Friday, November 14, 2014

Game Review - The Far Kingdoms

Game Review - The Far Kingdoms
Score: +2/-6
Summary: Mostly a hidden object game, but with a considerable about of match-3 and several mini-games.
+ Challenging in that it gives you less clues than other hidden object games. If you are hoping for a very casual, relaxed, and EASY game, then this isn't for you, even on the easiest setting.
- Mediocre artwork initially/during cutscenes but better in-game, though maybe not as good as other contemporary games.
- Poor scripting. For example, after you have completed your task with a particular character, their dialog doesn't change and they still say that you need to bring them various quest items.
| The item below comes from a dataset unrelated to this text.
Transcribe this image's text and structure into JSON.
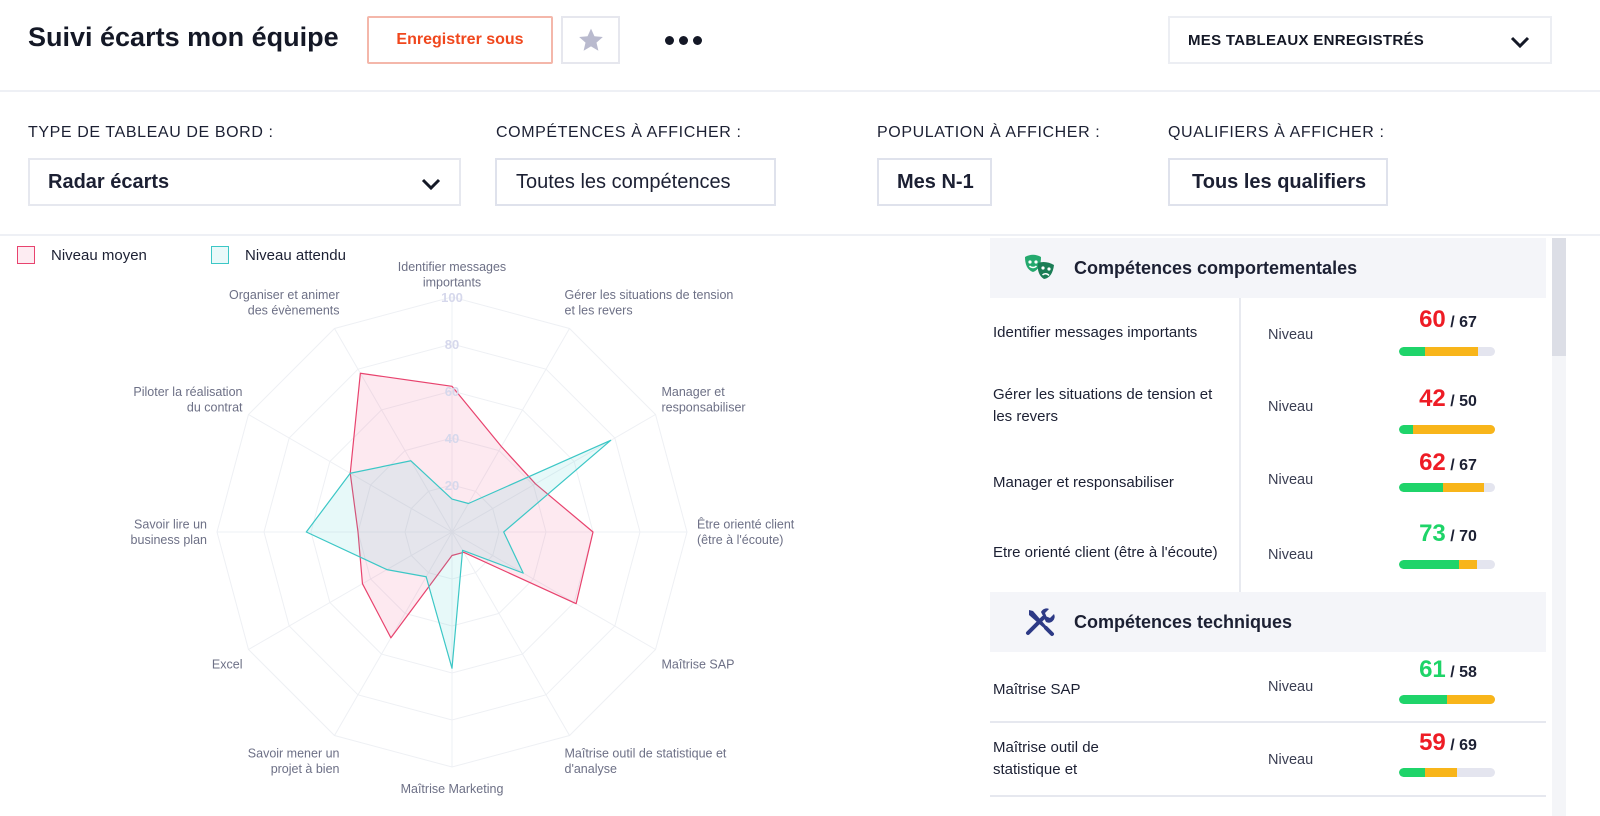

- Sometimes when you need to apply an item to another item, the area where your click is valid is small or not intuitive. You may have the correct action but it is invalidated by the game not recognizing that you are clicking on the correct object. This occurs most often when you have a spell/potion recipe and you are trying to click on the mixing vial on the lower right corner.
- Hints are worthless because they are invariably misleading.
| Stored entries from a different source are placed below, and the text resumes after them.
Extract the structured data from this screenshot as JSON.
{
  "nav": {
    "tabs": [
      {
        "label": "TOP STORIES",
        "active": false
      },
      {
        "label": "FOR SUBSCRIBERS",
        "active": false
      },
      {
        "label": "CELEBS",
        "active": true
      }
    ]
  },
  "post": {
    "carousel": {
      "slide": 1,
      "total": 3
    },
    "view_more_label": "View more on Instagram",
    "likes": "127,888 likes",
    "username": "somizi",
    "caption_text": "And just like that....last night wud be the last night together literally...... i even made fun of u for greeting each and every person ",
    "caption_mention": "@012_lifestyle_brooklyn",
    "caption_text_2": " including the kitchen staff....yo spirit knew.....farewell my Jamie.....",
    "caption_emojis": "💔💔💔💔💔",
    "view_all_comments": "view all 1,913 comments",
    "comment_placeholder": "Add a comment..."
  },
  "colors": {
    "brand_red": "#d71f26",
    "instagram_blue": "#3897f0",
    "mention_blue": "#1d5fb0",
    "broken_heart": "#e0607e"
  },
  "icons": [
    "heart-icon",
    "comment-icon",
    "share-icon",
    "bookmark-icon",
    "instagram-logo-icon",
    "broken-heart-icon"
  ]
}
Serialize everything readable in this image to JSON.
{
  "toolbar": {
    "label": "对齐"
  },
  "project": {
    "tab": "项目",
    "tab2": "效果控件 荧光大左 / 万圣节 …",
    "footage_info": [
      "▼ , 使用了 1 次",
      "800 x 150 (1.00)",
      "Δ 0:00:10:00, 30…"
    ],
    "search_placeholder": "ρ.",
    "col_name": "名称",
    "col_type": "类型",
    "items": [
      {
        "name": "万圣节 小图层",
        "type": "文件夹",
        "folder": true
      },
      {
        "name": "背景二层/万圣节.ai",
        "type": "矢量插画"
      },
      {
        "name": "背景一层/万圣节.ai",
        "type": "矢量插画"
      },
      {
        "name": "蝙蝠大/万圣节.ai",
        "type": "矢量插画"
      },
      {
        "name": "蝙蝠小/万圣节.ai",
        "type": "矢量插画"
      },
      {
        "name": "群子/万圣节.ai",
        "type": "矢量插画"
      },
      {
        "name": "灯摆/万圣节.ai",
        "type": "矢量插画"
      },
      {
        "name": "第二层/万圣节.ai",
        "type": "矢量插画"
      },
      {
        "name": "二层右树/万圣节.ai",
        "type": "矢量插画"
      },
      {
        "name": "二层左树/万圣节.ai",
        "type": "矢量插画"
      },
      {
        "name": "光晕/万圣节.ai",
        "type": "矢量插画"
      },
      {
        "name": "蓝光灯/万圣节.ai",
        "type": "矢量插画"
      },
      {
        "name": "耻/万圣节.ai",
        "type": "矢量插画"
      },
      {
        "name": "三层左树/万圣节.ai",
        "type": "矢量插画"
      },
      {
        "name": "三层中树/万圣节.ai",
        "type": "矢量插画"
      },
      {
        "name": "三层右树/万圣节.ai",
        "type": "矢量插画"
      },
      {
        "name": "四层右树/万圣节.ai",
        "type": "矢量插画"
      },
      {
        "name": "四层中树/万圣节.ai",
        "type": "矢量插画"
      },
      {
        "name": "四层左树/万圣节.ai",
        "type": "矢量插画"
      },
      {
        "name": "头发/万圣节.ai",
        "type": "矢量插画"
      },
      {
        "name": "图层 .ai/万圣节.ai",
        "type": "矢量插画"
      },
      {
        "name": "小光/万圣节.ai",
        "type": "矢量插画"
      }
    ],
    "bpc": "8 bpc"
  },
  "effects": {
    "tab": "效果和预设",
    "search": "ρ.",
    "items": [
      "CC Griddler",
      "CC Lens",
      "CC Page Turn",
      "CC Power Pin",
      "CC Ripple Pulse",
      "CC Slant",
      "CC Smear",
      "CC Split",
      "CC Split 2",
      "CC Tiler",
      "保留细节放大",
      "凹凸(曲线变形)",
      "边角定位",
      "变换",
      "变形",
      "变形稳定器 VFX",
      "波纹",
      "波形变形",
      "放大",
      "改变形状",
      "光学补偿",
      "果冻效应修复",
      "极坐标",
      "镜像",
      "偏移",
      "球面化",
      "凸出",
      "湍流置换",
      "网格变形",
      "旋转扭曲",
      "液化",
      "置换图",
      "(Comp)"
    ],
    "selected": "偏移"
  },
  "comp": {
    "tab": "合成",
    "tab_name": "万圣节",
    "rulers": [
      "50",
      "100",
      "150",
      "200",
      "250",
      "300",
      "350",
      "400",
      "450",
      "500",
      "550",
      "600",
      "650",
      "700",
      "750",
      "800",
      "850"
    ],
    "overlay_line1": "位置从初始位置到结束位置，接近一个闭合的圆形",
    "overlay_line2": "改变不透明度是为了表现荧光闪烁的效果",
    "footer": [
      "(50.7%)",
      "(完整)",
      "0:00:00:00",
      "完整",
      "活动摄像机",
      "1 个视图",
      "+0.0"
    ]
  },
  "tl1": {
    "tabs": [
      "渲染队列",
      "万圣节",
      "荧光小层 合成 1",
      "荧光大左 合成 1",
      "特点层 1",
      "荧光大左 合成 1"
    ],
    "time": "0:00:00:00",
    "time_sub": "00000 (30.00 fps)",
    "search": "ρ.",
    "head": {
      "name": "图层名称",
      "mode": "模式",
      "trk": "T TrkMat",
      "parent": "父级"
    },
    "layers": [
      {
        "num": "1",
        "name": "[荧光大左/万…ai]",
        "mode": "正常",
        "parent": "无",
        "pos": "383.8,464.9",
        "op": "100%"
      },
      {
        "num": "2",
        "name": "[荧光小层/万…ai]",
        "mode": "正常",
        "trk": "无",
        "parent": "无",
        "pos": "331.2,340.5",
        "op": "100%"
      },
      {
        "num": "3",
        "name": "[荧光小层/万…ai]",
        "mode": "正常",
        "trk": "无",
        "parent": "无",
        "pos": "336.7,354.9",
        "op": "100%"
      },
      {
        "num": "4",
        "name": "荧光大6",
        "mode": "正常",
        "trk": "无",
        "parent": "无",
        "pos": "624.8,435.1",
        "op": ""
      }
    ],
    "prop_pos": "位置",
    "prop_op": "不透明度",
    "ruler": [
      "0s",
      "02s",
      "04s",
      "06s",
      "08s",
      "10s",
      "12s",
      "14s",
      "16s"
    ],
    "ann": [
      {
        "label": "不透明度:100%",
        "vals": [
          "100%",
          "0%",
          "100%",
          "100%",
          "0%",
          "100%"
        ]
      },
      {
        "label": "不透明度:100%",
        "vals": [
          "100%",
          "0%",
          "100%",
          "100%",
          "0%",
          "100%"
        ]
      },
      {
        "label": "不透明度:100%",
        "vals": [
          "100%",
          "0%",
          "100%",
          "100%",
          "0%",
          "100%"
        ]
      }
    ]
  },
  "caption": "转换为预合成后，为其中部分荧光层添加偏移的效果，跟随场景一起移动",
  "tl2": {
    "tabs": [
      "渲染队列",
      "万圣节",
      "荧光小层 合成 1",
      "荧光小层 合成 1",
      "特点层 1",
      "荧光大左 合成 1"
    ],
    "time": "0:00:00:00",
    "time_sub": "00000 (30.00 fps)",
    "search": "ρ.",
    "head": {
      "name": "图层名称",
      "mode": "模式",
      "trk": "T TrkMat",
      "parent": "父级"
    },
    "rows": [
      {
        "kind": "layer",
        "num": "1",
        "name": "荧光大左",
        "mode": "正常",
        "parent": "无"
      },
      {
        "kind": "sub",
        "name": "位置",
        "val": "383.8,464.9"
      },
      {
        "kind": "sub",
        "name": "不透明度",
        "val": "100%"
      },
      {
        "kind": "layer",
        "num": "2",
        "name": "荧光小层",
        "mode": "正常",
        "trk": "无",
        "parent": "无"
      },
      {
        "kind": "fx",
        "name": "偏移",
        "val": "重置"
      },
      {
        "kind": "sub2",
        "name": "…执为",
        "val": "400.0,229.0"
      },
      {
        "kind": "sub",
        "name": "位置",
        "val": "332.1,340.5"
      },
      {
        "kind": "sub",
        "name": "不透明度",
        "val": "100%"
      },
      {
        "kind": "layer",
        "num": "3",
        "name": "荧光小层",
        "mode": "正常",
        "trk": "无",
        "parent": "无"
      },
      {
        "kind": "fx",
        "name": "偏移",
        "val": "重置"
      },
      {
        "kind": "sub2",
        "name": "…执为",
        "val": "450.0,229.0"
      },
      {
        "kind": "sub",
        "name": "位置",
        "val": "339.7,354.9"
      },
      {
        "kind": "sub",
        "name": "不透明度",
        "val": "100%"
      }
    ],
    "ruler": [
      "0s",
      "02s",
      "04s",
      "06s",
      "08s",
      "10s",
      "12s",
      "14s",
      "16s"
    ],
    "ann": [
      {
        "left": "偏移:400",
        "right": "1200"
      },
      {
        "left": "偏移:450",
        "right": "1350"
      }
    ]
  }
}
- Some Match-3 games are nearly impossible to complete, or take so much time that it bores you to sleep. The reason is the number of token types: Too many on a restrictive board setup can lead to no-moves-available. You may have to use the 3 free shuffles, after which you get a Skip button. There is challenging, but the difficulties here change it to tedious.
+- You will not always get a cursor context change where you need to take an action, usually when you need to use an inventory item on an object. For people who play without hints such as shimmering areas to indicate actions needed or hidden object games, this increases the difficulty and makes you think instead of being led by the nose all the time. Other people will find it frustrating.

Overall the game definitely needs more polish in the user-interface to bring it up to par with contemporary hidden object games in terms of intuitiveness and friendliness. There are many better games with more exciting storylines and pacing.